For more on the query string take a look at <http://jakarta.apache.org/commons/httpclient/apidocs/org/apache/commons/httpclient/HttpMethodBase.html#setQueryString(org.apache.commons.httpclient.NameValuePair[])>
In the case of authentication it is a little more complicated, as it depends on the authentication method. Basic authentication uses ISO-8859-1 for username and password. Digest uses ISO-8859-1 for username and password, but the username can really only be in ASCII, since it is passed as plain text in the header. NTLM only supports ASCII.
Mike
Sven Köhler wrote:
nun habe ich noch das problem das er kein Dateien mit umlauten versenden kann,z.b Übung1.txt
I guess you're talking about the content-disposition header or http-headers with umlauts in general - i think there's no standard for sending them.

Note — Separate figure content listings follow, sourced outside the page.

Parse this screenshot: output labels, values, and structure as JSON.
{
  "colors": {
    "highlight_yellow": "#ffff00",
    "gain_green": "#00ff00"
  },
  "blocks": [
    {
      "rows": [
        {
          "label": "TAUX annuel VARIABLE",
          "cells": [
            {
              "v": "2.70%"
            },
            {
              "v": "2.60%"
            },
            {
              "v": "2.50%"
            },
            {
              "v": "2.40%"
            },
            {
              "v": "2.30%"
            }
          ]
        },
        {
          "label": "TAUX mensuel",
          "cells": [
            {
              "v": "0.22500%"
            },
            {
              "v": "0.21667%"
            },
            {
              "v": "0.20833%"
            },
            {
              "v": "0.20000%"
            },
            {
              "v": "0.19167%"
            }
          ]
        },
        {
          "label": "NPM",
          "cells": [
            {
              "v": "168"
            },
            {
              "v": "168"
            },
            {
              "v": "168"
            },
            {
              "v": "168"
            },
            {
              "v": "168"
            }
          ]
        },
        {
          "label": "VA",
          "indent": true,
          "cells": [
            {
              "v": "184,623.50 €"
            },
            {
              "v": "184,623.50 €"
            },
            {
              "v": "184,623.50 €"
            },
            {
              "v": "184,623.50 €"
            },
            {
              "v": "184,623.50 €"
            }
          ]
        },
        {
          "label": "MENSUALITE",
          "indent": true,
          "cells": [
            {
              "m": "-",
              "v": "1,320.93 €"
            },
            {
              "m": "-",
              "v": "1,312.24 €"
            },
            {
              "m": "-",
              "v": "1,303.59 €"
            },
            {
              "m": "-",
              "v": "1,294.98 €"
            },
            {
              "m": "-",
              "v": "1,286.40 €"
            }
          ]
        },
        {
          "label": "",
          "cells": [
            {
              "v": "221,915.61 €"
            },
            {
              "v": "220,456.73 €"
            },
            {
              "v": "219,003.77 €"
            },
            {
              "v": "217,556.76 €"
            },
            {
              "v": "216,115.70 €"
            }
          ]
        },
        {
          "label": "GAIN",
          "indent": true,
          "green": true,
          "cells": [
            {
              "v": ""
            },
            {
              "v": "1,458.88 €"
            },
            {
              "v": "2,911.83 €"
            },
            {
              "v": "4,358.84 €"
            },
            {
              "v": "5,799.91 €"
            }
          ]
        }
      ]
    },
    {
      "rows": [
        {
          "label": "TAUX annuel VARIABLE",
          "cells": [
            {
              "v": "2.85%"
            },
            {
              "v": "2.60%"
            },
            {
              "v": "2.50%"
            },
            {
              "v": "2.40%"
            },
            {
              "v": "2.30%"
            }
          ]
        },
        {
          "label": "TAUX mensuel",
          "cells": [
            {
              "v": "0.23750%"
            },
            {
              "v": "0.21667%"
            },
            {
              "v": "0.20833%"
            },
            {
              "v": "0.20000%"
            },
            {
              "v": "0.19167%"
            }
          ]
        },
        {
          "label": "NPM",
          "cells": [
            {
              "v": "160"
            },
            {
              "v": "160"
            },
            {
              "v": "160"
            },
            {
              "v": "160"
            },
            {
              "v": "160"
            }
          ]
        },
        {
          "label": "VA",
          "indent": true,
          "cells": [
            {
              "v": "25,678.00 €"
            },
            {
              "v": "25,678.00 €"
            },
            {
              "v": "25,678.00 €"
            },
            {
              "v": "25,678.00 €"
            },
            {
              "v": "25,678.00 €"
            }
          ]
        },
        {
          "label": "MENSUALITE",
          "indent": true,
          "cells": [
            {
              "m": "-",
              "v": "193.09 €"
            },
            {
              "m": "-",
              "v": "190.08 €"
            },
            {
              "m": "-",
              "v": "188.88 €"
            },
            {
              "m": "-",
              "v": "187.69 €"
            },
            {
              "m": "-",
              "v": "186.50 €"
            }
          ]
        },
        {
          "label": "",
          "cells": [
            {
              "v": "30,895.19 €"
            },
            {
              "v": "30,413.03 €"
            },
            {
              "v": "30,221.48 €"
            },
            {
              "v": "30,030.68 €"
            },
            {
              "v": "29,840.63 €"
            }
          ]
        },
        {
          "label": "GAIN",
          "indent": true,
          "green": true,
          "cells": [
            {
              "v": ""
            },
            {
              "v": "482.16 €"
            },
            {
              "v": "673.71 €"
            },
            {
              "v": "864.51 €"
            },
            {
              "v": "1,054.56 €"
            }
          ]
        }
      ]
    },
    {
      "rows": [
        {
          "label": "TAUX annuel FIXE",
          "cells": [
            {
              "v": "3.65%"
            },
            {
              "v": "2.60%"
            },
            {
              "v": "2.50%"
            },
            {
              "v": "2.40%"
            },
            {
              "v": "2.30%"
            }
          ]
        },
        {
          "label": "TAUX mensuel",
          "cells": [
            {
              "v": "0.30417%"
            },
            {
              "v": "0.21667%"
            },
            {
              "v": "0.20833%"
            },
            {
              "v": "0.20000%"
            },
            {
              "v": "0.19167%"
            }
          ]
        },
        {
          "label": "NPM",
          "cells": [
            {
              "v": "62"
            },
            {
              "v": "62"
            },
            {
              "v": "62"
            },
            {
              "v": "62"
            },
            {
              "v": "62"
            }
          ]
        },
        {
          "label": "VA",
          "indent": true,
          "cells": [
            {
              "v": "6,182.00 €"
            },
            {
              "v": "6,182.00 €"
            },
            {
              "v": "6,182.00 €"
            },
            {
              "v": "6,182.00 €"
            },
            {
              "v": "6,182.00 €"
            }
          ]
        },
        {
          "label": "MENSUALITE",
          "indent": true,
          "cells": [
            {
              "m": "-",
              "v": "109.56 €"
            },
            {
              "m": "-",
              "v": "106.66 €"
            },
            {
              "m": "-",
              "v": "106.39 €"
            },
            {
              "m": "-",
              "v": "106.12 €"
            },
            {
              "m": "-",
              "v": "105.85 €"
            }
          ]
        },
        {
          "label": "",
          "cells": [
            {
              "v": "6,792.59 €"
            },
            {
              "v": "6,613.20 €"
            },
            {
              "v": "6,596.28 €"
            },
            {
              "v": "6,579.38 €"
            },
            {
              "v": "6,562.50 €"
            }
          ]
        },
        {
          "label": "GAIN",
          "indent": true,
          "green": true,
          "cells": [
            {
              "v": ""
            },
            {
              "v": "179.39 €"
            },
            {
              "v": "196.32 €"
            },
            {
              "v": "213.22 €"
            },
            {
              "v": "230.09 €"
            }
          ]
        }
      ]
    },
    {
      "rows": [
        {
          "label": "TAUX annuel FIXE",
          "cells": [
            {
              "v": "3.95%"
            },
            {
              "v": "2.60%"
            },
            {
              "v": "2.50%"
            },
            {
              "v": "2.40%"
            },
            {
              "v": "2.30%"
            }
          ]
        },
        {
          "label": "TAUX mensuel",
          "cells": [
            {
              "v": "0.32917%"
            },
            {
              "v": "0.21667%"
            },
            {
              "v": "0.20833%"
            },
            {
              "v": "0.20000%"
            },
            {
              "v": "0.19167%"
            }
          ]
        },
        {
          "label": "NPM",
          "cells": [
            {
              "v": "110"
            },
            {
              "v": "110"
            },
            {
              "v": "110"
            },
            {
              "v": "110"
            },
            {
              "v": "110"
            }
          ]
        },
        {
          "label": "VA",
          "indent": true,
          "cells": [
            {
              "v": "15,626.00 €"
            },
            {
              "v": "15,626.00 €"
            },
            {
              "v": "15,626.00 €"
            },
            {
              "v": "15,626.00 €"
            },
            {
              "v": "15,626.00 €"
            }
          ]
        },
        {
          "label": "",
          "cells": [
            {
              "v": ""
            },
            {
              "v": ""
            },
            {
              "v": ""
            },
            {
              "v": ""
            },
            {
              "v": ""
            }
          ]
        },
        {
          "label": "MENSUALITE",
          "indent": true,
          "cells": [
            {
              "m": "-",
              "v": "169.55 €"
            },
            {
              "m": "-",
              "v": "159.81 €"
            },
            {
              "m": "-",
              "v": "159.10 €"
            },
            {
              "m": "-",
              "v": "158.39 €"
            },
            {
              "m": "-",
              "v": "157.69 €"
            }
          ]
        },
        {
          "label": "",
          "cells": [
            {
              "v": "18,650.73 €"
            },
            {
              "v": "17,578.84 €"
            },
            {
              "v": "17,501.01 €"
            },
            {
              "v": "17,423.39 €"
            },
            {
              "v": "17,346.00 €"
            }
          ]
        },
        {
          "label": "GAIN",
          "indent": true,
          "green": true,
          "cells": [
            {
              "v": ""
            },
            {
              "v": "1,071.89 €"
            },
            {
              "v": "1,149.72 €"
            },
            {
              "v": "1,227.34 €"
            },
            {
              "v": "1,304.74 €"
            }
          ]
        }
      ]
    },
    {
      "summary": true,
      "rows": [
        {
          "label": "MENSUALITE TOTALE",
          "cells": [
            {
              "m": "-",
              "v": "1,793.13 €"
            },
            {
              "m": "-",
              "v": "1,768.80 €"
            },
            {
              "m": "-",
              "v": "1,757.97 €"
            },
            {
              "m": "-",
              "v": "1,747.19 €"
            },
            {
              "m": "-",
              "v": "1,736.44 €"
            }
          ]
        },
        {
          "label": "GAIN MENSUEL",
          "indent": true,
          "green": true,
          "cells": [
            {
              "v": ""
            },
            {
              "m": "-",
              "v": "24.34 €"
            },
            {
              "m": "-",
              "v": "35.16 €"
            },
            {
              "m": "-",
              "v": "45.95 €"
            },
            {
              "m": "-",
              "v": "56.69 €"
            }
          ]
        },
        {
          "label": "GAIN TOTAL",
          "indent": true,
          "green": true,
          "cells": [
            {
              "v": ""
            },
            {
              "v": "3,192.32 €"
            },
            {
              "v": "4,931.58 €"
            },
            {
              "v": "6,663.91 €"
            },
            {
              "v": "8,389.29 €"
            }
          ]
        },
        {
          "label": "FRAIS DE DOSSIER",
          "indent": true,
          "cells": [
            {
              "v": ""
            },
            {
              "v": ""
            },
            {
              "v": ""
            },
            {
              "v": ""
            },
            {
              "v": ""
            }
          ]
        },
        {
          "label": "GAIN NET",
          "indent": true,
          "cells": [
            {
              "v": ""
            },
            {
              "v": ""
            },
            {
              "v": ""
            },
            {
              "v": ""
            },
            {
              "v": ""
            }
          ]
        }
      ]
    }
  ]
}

First, i have to define a http-header to be more like a byte[]-array than a String (in the Java sence). The bytes will have to be interpretated by a Charset like UTF8, ISO8859-1 etc. to become a String on the client-side. MaxOSX might use UTF8, Linux and Windows should use the current locale. So there is no correct way to store a umlaut in a HTTP-header since HttpClient cannot know the Charset that the client will use.
The Charset for the Headers and the Charset used for the URL are one of the weaknesses of the HTTP-Protocol. UTF8 may become a standard - but this will surely take a while.